On va vous faire payer !

 Vous vous souvenez certainement de ces histoires de procès concernant les modes d’emploi de certains appareils électroménagers. Non ? Mais si, allez, vous avez certainement déjà entendu parler de ces gens qui ont tué leur chien/bébé/famille en les mettant au micro-ondes/séchoir ou en allant se préparer un café à l’arrière de la caravane tout en étant sur l’autoroute. Légendes urbaines ou faits réels, peu importe. Le fait est qu’aujourd’hui, les maîtres-mots de toute grande société sont protection et inflexibilité.

Le service au consommateur ? Aux oubliettes, ça ne fait pas gagner d’argent. Le cas par cas ? Ca prend trop de temps et le temps, comme tout le monde le sait, c’est de l’argent. Les arrangements à l’amiable ? Impensables, impossibles voire intolérables… Ben, tiens !

Tout cela me laisse, je dois dire, un peu perplexe. Nous avions déjà évoqué les bizarreries légales dans notre article Muffins et Rôtis de porc et, à nouveau, je m’interroge. Sous prétexte que le consommateur pourrait attaquer qui il veut pour toutes sortes de raisons plus ou moins absurdes, ce dernier se verrait déchu de sa place de VIP ad vitam aeternam ? Sous couvert du célèbre principe « œil pour œil, dent pour dent » associé à « l’homme est un loup pour l’homme » multiplié par « dans le monde des affaires, il n’y a que des requins », on n’écoute plus, ne transige plus, n’adapte plus ? Mais alors, messociétés (il faut bien leur garder un caractère asexué, non ?), vos produits et  services vous les créez, améliorez, peaufinez, remplacez pour quoi ? Pour qui ? … Pour vous ?

Tout s’éclaire, c’était donc ça ! Le service minimum, les avertissements sous forme de SMS peu clairs, les contrats rédigés en trois pages (dont la taille de police frise le 6 et des poussières), les non réponses aux mails et courriers envoyés au service clientèle, les frais de rappel tout aussi exorbitants que les frais de réactivation, l’impossibilité de rompre son contrat même si on a été lésé, mal informé ou mal servi à moins de passer par le biais d’un avocat.

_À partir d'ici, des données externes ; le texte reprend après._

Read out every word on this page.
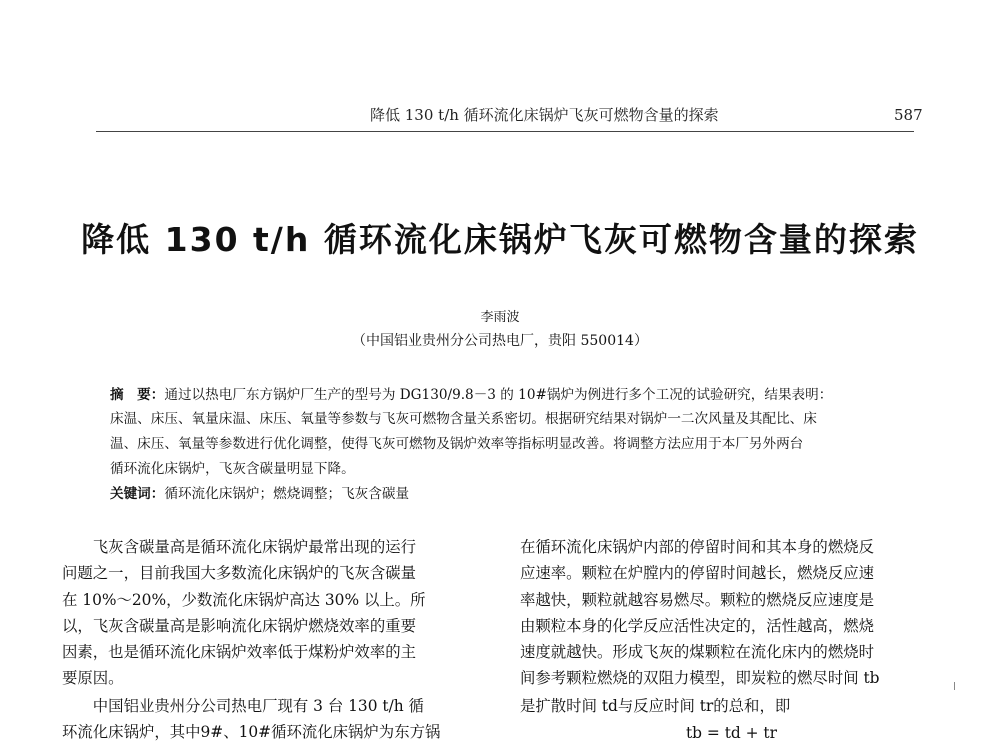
降低 130 t/h 循环流化床锅炉飞灰可燃物含量的探索	587
降低 130 t/h 循环流化床锅炉飞灰可燃物含量的探索
李雨波
（中国铝业贵州分公司热电厂，贵阳 550014）
摘　要：通过以热电厂东方锅炉厂生产的型号为 DG130/9.8－3 的 10#锅炉为例进行多个工况的试验研究，结果表明：
床温、床压、氧量床温、床压、氧量等参数与飞灰可燃物含量关系密切。根据研究结果对锅炉一二次风量及其配比、床
温、床压、氧量等参数进行优化调整，使得飞灰可燃物及锅炉效率等指标明显改善。将调整方法应用于本厂另外两台
循环流化床锅炉，飞灰含碳量明显下降。
关键词：循环流化床锅炉；燃烧调整；飞灰含碳量
　　飞灰含碳量高是循环流化床锅炉最常出现的运行
问题之一，目前我国大多数流化床锅炉的飞灰含碳量
在 10%～20%，少数流化床锅炉高达 30% 以上。所
以，飞灰含碳量高是影响流化床锅炉燃烧效率的重要
因素，也是循环流化床锅炉效率低于煤粉炉效率的主
要原因。
　　中国铝业贵州分公司热电厂现有 3 台 130 t/h 循
环流化床锅炉，其中9#、10#循环流化床锅炉为东方锅
在循环流化床锅炉内部的停留时间和其本身的燃烧反
应速率。颗粒在炉膛内的停留时间越长，燃烧反应速
率越快，颗粒就越容易燃尽。颗粒的燃烧反应速度是
由颗粒本身的化学反应活性决定的，活性越高，燃烧
速度就越快。形成飞灰的煤颗粒在流化床内的燃烧时
间参考颗粒燃烧的双阻力模型，即炭粒的燃尽时间 tb
是扩散时间 td与反应时间 tr的总和，即
tb = td + tr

Maintenant je comprends mieux. Votre travail, vos enjeux, vos convictions personnelles et votre quotidien ! Mais si moi aussi j’aime passer mes journées à danser sur ABBA en fredonnant « money, money, money », je trouve ça relativement peu « funny » de l’amasser au détriment de tous les pigeons qui peuplent la terre (et tout le monde sait qu’ils pullulent et qu’ils ont l’excrément facile). Quoiqu’il en soit, ne vivant pas dans le « rich man’s world », je sais que je peux toujours courir (sur le haricot magique de Jack, par exemple) pour qu’on tienne compte – un jour – de mes élucubrations pro justicia et espérer que la roue tourne. Mais si je deviens riche et célèbre (bah, oui, j’ai toujours rêvé d’être chanteuse, actrice, écrivain et peintre à la fois donc ! …Comment ça, c’est trop pour un mini-pouce comme moi ? Non mais, oh, je ne vous permets pas !), j’entends bien aller fourrer mon nez de star un peu partout !

Comme ce n’est pas pour demain la veille, concluons en beauté sur ces faits plus que révoltants en laissant la parole à un grand penseur qui a influencé tant de générations qu’il ne sera pas nécessaire de le nommer : un tel désintérêt pour le bien-être du consommateur,  « c’est vraiment trop injuste ».